The Morgan Stanley Composite Index (outside Japan) for Asia-Pacific was down 0.45 per cent. The Sensex closed at 33,685.54 (-150.20) points losing 0.44 per cent. Nifty was down 0.49 per cent at 10,360.15 (-50.75) points.

Bank shares were under stress like their assets, say analysts, following the Reserve Bank of India’s action to scrap letters of undertaking or LoUs with immediate effect.

Banks lost ground irrespective of RBI’s clarification that banks would continue to extend capital to businesses but in a transparent way. Nifty Bank failed to recover like yesterday as it closed at 24,791.85 (-59.80) points down 0.24 per cent for the day.

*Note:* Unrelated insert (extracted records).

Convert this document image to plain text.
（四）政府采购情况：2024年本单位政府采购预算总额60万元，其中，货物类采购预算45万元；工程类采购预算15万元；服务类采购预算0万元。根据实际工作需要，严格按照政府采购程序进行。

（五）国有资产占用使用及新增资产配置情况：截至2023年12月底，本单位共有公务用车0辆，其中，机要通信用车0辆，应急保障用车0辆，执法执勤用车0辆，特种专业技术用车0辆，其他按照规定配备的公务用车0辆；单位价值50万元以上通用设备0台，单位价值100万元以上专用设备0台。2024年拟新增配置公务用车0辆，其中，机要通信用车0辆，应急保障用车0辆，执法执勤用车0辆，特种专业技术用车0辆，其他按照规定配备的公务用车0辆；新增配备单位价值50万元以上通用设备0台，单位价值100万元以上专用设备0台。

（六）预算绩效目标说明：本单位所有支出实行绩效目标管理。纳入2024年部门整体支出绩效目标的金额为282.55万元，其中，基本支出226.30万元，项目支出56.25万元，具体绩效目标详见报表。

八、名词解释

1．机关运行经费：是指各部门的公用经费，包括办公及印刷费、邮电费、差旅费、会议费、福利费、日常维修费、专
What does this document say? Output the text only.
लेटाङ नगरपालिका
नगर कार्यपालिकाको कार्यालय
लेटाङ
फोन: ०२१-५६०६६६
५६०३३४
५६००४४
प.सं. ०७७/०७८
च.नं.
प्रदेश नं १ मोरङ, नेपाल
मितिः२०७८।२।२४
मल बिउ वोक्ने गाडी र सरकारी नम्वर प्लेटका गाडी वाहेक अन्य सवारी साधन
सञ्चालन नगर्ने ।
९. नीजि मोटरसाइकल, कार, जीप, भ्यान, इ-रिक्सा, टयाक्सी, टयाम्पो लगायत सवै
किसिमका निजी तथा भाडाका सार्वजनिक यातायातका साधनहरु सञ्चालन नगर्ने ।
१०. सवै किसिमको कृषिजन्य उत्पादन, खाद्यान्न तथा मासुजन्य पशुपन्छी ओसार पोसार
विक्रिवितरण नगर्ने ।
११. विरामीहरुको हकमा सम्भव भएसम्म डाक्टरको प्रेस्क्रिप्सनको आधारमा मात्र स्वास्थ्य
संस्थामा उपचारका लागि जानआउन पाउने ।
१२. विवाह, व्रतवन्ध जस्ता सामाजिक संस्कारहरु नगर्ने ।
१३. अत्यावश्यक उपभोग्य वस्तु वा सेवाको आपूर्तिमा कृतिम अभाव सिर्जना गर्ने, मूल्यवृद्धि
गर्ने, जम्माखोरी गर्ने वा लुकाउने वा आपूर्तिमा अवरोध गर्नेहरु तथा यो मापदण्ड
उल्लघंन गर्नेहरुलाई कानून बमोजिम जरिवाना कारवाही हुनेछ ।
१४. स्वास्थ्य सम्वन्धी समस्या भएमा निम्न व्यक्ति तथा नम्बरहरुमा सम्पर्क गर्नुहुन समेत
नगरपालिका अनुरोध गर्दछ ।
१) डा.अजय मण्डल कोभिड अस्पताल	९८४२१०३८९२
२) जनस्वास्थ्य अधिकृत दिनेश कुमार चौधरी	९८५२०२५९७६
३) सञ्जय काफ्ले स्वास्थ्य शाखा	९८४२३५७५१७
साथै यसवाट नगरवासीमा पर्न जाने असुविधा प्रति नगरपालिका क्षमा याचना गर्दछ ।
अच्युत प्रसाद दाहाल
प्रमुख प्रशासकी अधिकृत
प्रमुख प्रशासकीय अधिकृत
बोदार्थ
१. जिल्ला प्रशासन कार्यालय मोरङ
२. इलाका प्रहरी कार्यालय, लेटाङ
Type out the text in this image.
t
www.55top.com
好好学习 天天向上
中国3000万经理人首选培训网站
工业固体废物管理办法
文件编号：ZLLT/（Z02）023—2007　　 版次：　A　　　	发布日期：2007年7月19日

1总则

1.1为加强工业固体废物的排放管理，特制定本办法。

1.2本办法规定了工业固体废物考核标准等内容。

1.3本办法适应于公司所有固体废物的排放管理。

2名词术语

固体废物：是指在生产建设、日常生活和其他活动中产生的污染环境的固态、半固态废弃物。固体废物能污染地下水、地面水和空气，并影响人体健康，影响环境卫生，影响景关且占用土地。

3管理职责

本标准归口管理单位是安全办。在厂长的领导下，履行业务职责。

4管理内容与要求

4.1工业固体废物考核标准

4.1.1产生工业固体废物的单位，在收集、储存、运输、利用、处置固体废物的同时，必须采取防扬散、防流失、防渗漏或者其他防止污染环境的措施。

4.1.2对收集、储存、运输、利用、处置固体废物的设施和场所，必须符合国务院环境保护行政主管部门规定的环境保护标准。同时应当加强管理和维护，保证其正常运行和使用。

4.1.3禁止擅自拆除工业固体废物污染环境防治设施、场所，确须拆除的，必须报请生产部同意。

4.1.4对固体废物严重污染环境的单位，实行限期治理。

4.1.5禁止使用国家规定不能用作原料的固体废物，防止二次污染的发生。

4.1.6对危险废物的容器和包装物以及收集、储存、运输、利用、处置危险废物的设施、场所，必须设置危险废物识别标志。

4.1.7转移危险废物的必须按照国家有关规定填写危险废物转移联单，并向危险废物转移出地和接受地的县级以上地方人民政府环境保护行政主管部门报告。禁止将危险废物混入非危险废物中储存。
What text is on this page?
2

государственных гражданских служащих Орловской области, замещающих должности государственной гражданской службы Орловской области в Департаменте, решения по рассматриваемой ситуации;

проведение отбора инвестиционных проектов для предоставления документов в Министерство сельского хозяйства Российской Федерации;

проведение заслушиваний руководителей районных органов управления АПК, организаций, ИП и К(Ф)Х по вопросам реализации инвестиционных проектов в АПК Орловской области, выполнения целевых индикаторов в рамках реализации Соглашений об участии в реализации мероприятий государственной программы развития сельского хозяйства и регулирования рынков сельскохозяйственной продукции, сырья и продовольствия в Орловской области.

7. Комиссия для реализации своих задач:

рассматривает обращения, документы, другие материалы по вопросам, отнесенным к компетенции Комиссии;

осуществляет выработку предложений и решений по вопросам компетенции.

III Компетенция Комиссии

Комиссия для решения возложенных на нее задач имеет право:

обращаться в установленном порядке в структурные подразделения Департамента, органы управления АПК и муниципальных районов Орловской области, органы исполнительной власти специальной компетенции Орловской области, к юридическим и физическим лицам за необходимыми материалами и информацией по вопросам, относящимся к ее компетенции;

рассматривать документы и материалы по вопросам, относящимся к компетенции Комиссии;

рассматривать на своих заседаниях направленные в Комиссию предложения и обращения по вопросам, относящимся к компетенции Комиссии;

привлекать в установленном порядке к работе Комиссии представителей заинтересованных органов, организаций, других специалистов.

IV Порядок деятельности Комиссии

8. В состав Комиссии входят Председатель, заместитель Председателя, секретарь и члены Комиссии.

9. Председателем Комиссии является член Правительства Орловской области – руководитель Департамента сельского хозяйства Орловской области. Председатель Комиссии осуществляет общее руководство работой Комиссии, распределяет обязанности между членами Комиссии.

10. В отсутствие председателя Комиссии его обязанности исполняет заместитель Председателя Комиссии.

Nifty PSU Bank lost 0.73 per cent at 2,940 (-21.75) points. Analysts say the year 2018 is unlikely to match returns to investors of 2017 which ended on a dream lucrative run giving bountiful returns to retail investors.

The markets are likely to be volatile in the near-term as foreign and domestic funds appear busy reshuffling allocations to various sectors. Recently there has again been a spurt in buying mid-cap shares of the companies that are displaying much transparency in their earnings data.

This has led to increase in mid-cap indices while equity benchmarks such as Sensex and Nifty reel under selling pressure.

Analysts say, re-allocation of investment funds was necessary for fund managers who are struggling to retain retail or household investors’ interest in equity market.

In Sensex seven shares advanced and 24 declined. For Nifty the ratio was 13:27. The gainers in BSE benchmark included Asian Paints at Rs 1,161.85, up 2.22 per cent and M&M Rs 733.60, up 0.67 per cent.

Among the losers were Yes Bank at Rs 312.20, down 2.10 per cent; RIL Rs 912, down 1.79 per cent and ICICI Bank Rs 301, down 1.75 per cent.